In the wanderings of fever he talked of the Richlings, and in lucid moments inquired for them.

“Yes, yes,” answered the sick Doctor’s physician, “they’re attended to. Yes, all their wants are supplied. Just dismiss them from your mind.” In the eyes of this physician the Doctor’s life was invaluable, and these patients, or pensioners, an unknown and, most likely, an inconsiderable quantity; two sparrows, as it were, worth a farthing. But the sick man lay thinking. He frowned.

“I wish they would go home.”

“I have sent them.”

“You have? Home to Milwaukee?”

“Yes.”

“Thank God!”

He soon began to mend. Yet it was weeks before he could leave the house. When one day he reëntered the hospital, still pale and faint, he was prompt to express to the Mother-Superior the comfort he had felt in his sickness to know that his brother physician had sent those Richlings to their kindred.

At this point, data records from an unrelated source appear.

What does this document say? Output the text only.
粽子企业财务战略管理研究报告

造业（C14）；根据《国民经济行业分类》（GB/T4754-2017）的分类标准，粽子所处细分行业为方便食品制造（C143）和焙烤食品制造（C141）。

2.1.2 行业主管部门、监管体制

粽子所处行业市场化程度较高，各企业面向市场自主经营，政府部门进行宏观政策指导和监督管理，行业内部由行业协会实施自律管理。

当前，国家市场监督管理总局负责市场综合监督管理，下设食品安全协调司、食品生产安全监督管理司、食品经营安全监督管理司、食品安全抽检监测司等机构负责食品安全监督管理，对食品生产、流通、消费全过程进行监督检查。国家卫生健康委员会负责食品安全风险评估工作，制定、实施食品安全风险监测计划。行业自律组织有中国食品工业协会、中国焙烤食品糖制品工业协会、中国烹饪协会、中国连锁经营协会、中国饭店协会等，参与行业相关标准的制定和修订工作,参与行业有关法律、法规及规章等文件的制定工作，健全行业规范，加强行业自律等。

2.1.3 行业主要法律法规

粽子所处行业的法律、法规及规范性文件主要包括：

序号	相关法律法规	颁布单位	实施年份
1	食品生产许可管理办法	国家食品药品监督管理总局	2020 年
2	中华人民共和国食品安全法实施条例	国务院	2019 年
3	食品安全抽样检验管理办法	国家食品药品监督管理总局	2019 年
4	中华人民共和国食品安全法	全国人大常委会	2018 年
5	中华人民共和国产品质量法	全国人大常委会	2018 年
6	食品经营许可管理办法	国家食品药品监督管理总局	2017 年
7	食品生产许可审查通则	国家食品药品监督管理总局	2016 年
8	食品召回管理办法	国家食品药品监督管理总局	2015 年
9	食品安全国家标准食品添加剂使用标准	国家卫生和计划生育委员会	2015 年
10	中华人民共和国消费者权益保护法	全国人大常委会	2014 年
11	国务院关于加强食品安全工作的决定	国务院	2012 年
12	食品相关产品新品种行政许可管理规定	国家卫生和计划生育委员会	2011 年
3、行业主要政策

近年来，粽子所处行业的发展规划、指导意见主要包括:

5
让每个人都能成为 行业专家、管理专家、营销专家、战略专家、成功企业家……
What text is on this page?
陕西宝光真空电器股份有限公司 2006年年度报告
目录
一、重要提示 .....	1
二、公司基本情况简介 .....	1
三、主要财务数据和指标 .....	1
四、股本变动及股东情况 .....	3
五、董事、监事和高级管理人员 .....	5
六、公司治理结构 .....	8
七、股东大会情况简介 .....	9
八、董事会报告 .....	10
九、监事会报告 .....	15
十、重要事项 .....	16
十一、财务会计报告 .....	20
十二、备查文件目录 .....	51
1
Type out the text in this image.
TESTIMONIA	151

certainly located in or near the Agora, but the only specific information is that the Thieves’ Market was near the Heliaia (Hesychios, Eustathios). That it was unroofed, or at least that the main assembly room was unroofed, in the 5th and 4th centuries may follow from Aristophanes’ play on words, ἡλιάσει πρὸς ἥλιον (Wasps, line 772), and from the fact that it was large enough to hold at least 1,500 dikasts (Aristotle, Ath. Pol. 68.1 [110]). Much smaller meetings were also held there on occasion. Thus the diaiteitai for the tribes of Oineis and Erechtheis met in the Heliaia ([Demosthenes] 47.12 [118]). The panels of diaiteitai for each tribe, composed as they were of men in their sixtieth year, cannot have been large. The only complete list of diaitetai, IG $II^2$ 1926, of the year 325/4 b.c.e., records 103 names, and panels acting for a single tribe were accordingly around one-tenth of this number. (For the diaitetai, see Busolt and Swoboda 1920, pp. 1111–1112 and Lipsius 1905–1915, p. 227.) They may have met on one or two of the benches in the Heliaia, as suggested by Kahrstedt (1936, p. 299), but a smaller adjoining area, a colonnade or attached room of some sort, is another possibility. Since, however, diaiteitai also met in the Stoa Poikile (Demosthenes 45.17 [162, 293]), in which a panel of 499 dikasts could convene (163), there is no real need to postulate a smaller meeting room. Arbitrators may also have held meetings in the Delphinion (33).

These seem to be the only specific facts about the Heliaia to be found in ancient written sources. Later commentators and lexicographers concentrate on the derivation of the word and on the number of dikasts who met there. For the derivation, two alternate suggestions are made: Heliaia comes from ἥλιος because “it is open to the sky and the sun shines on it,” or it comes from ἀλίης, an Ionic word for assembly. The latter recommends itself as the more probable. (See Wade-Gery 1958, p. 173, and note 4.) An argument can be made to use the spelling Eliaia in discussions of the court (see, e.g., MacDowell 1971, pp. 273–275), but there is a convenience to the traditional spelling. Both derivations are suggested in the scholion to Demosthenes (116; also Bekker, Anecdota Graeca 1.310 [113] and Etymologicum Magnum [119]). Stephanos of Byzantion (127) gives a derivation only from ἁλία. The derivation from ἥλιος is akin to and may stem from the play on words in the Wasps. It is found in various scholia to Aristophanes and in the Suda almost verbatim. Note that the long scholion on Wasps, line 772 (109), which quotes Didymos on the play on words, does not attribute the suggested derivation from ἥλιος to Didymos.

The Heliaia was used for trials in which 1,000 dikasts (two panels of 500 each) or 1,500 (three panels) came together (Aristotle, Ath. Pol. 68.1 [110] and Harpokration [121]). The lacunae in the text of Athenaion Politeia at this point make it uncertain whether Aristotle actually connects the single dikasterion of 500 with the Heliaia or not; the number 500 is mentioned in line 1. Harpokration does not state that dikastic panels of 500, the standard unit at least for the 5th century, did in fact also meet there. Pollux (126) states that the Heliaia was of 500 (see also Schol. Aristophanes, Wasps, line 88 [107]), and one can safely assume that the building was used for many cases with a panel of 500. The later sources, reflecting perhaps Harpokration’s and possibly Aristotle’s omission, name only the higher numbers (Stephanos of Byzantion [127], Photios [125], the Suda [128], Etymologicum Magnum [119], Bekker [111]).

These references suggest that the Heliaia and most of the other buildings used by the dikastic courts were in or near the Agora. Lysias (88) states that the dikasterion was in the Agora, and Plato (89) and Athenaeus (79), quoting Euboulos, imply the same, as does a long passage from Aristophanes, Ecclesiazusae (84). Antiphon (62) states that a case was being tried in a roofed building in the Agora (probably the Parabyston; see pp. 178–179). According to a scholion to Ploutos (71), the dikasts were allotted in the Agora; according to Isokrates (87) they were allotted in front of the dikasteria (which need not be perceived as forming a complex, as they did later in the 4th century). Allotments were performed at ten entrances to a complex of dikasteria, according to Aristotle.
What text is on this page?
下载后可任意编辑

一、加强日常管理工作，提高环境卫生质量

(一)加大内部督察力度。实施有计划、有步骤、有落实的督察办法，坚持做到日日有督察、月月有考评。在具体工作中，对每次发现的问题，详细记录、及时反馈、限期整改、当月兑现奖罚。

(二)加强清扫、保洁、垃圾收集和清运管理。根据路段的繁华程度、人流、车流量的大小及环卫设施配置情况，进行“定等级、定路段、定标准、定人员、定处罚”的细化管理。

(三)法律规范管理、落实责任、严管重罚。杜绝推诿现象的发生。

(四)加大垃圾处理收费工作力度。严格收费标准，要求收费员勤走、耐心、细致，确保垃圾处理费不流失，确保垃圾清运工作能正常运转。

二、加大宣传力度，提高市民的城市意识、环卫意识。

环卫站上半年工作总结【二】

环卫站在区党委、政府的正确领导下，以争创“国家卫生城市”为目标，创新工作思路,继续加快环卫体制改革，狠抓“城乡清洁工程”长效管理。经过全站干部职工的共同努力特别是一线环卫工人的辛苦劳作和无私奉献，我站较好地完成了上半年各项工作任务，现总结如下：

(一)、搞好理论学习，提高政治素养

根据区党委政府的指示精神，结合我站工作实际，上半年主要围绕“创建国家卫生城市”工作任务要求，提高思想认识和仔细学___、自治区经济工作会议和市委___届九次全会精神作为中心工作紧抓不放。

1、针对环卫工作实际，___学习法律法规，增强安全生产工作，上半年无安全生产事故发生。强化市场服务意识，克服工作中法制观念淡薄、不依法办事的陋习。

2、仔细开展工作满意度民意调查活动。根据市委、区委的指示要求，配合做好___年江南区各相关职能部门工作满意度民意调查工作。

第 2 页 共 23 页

The Sister shook her head. He saw the deception in an instant. As best his strength would allow, he hurried to the keeper of the rolls. There was the truth. Home? Yes,—to Prieur street,—discharged only one week before. He drove quickly to his office.

“Narcisse, you will find that young Mr. Richling living in Prieur street, somewhere between Conti and St. Louis. I don’t know the house; you’ll have to find it. Tell him I’m in my office again, and to come and see me.”